Überhaupt sei die Geldpolitik allmählich am Ende ihres Lateins. Entsprechend werden Stimmen laut, die Regierungen müssten in den Konjunkturkreislauf beispielsweise mit mehr Staatausgaben eingreifen. "Künftig sollten sich alle Marktteilnehmer stärker darauf konzentrieren, welche Richtung die Regierungen fiskalpolitisch einschlagen, als sich nur auf die Entscheidungen der Zentralbanken zu fixiere", folgert Brain.
BlackRock-Stratege Lück äussert sich punkto neuer Wertpapierkäufe der EZB zurückhaltender. Die EZB werde am Donnerstag den Ankauf weiterer Titel zunächst nur in Aussicht stellen und ihn nicht präzisieren, meint er. So sichere die Zentralbank sich selbst und den Märkten die Aussicht auf positive Nachrichten Richtung Jahresende, was auch mit Blick auf die neue Präsidentin Christine Lagarde erwünscht sein kann. "Für Risikoanlagen wären dies in jedem Fall gute Nachrichten", betont Lück. Solange es dann aus London, Washington, Peking etc. keine dramatischen Störgeräusche gibt, blieben fürs erste zumindest "die Signale auf grün."
Dafür rechnet BlackRock mit Massnahmen der EZB, um die negative Wirkung des "Strafzinses" auf die Banken abzumildern, etwa ein Staffelungssystem. Schon länger klagen Banken, die im klassischen Einlagengeschäft stark aktiv sind, darüber, dass die Strafzinsen an ihren Erträgen nagen. Um ihnen entgegenzukommen, könnte die EZB bestimmte Freibeträge definieren. Diese wären dann von den Strafzinsen ausgeschlossen.
Wie die Nachrichtenagentur Reuters darlegt, orientiert sich in der Schweiz der Freibetrag am sogenannten Mindestreservesoll. Das ist die Höhe an Geld, die eine Geschäftsbank als Einlage bei der Notenbank halten muss. Die Schweizer Nationalbank räumt den Banken einen Freibetrag in Höhe des 20-fachen ihres jeweiligen Mindesreservesolls ein. Die EZB kann allerdings den Strafzins nicht ganz abschaffen. Dann würden die gewünschten geldpolitischen Anreize verpuffen, um überschüssige Liquidität in Form von Darlehen an die Wirtschaft weiterzureichen.
Martin Lück geht in seinem jüngsten Marktreport auch auf den Handelszwist ein. Sowohl China wie die USA scheinen neuerdings wieder gesprächsbereit zu sein. Ein Abkommen erscheine wieder möglich. Doch gleichzeitig mahnt der BlackRock-Stratege zur Vorsicht. Schon allzu oft schien es, als sei der Konflikt nahezu beigelegt, nur um dann im letzten Moment wieder hoch zu kochen: "Erinnern wir uns nur an Anfang Mai, als die chinesische Delegation gefühlt schon auf dem Weg nach Washington war und der Vertragsabschluss dann doch in letzter Minute durch einen Tweet des US-Präsidenten verhindert wurde."
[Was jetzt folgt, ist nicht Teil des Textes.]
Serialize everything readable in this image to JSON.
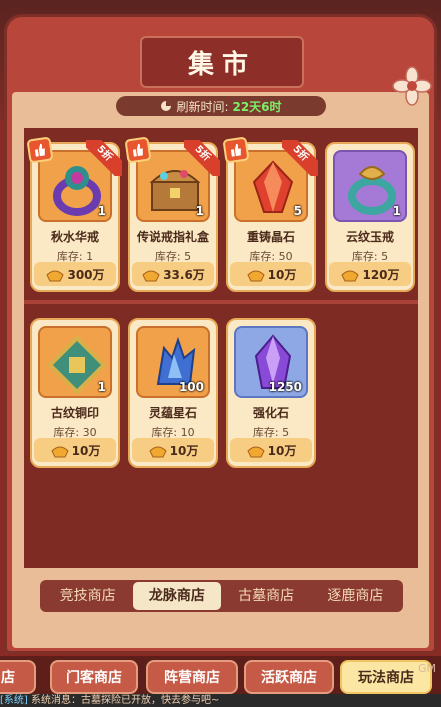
{
  "title": "集市",
  "refresh": {
    "label": "刷新时间:",
    "time": "22天6时"
  },
  "items": [
    {
      "name": "秋水华戒",
      "qty": "1",
      "stock": "库存: 1",
      "price": "300万",
      "discount": "5折",
      "icon": "purple-gem-ring-icon"
    },
    {
      "name": "传说戒指礼盒",
      "qty": "1",
      "stock": "库存: 5",
      "price": "33.6万",
      "discount": "5折",
      "icon": "treasure-chest-icon"
    },
    {
      "name": "重铸晶石",
      "qty": "5",
      "stock": "库存: 50",
      "price": "10万",
      "discount": "5折",
      "icon": "red-crystal-icon"
    },
    {
      "name": "云纹玉戒",
      "qty": "1",
      "stock": "库存: 5",
      "price": "120万",
      "discount": "",
      "icon": "jade-ring-icon"
    },
    {
      "name": "古纹铜印",
      "qty": "1",
      "stock": "库存: 30",
      "price": "10万",
      "discount": "",
      "icon": "bronze-seal-icon"
    },
    {
      "name": "灵蕴星石",
      "qty": "100",
      "stock": "库存: 10",
      "price": "10万",
      "discount": "",
      "icon": "blue-star-stone-icon"
    },
    {
      "name": "强化石",
      "qty": "1250",
      "stock": "库存: 5",
      "price": "10万",
      "discount": "",
      "icon": "purple-crystal-icon"
    }
  ],
  "tabs": [
    "竞技商店",
    "龙脉商店",
    "古墓商店",
    "逐鹿商店"
  ],
  "active_tab": "龙脉商店",
  "shop_tabs": [
    "店",
    "门客商店",
    "阵营商店",
    "活跃商店",
    "玩法商店"
  ],
  "active_shop_tab": "玩法商店",
  "message": {
    "tag": "[系统]",
    "text": "系统消息：古墓探险已开放，快去参与吧~"
  },
  "gm": "GM",
  "colors": {
    "accent": "#b8463b",
    "time": "#7cf06a",
    "price_bg": "#f7cc83"
  }
}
Es sei also ratsam, die Entspannung im Handelskonflikt erst zu feiern, wenn die Tinte auf dem Vertrag trocken ist. Ohnehin gehe es ja nur um eine relativ oberflächliche Verabredung. Denn auf mehr als auf niedrigere Zölle und darauf, dass China mehr aus den USA importiert, werde man sich kaum einigen können. Die eigentlich relevante Rivalität, jene um die strategische und vor allem technologische Vormachtstellung im 21. Jahrhundert, sei weder für die chinesische noch für die US-Führung verhandelbar.